This is exactly the situation we ran into when we launched our SAAS platform SignalFx to general availability. Internally it is composed of 15-20 different micro-services, making capacity planning a big challenge. We blogged about our experience here
Metrics based approach to capacity planning . SignalFx is a metrics based monitoring perform, so in a meta way, we used SignalFx to capacity for SignalFx's launch
tl:dr; version of our lessons and suggestions
- Design your architecture to be loosely coupled, so that it is possible to capacity-plan for each sub-component independently. Break a complex problem into N simpler ones
- Identity the 'limiting system resource' for each component individually (i.e. what will hit the wall first - CPU, memory, network etc.). You can do this through a combination of experimentation and plain and simple reasoning based on understanding of how it works
- Identify a business metric that correlates with the utilization of the limiting resource (e.g. api calls per second, number of logged in users, or whatever)
- Use analytics/math to project the capacity of the system, and how much free capacity you have (make sure to leave enough buffer, e.g. most services won't run very well at 99.99% cpu)

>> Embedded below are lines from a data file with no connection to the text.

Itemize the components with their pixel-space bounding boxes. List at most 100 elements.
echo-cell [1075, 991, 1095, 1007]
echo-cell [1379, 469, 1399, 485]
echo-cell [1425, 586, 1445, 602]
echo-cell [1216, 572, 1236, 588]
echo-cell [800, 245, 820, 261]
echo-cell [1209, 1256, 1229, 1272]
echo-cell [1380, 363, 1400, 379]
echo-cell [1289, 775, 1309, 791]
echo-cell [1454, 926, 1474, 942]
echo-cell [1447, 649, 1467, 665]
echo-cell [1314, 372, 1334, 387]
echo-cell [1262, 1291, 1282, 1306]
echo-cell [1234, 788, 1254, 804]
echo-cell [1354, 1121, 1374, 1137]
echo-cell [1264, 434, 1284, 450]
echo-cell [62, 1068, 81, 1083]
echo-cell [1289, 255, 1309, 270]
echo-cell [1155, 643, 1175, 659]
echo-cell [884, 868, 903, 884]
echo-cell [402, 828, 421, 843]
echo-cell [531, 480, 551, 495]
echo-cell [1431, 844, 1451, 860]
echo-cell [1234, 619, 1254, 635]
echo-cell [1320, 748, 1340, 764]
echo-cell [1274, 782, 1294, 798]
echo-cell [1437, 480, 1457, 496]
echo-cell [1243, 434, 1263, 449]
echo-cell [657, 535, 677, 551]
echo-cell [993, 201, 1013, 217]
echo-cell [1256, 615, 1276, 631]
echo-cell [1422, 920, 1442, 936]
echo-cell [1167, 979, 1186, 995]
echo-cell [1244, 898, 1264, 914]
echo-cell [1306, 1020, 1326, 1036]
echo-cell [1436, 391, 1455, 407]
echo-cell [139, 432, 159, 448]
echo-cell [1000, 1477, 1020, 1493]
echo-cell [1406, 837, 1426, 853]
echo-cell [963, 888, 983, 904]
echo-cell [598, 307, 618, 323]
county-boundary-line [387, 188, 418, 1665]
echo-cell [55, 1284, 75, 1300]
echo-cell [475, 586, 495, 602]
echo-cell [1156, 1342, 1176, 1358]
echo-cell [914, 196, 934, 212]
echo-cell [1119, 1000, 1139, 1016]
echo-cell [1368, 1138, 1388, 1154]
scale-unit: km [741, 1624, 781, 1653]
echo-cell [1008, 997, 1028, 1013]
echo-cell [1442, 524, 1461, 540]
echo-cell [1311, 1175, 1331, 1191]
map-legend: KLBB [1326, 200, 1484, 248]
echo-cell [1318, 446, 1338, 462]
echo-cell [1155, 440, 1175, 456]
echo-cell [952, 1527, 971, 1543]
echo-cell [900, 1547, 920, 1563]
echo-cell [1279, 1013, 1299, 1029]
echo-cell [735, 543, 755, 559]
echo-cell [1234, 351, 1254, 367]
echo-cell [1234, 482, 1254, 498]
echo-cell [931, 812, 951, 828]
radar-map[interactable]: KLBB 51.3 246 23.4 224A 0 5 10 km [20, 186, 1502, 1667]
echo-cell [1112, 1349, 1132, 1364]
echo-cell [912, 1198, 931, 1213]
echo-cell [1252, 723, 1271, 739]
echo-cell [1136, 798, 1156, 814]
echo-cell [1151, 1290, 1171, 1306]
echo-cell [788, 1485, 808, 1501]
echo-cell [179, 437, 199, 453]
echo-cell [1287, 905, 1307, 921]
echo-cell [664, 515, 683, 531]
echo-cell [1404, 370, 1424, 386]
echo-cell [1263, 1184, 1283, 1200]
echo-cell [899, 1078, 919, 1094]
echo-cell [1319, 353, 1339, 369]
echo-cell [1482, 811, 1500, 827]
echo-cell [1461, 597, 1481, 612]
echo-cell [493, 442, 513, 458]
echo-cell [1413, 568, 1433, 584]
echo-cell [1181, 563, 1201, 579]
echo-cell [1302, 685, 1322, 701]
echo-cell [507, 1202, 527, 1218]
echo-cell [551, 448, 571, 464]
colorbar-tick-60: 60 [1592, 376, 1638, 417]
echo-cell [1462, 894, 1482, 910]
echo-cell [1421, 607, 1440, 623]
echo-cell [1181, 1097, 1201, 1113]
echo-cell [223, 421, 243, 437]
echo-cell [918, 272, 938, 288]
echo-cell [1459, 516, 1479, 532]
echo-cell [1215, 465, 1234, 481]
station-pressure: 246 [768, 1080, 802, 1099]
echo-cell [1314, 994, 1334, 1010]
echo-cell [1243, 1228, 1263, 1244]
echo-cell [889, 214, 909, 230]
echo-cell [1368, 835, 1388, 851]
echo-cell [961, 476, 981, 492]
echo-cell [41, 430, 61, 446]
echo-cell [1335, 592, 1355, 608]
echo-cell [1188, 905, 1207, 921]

At the end, you'll have something like this for each component of the system - e.g. "if I'm CPU bound on component X, and CPU of X linearly goes up with API_calls/s, and I'm currently at 5000 API/sec at 50% CPU, then I have total capacity for 9000 API/sec (with a 10% buffer) and free capacity for another 4000 API/sec.
Now divide and conquer - let each component owner the responsibility to manage capacity of their system based on business needs provided to them.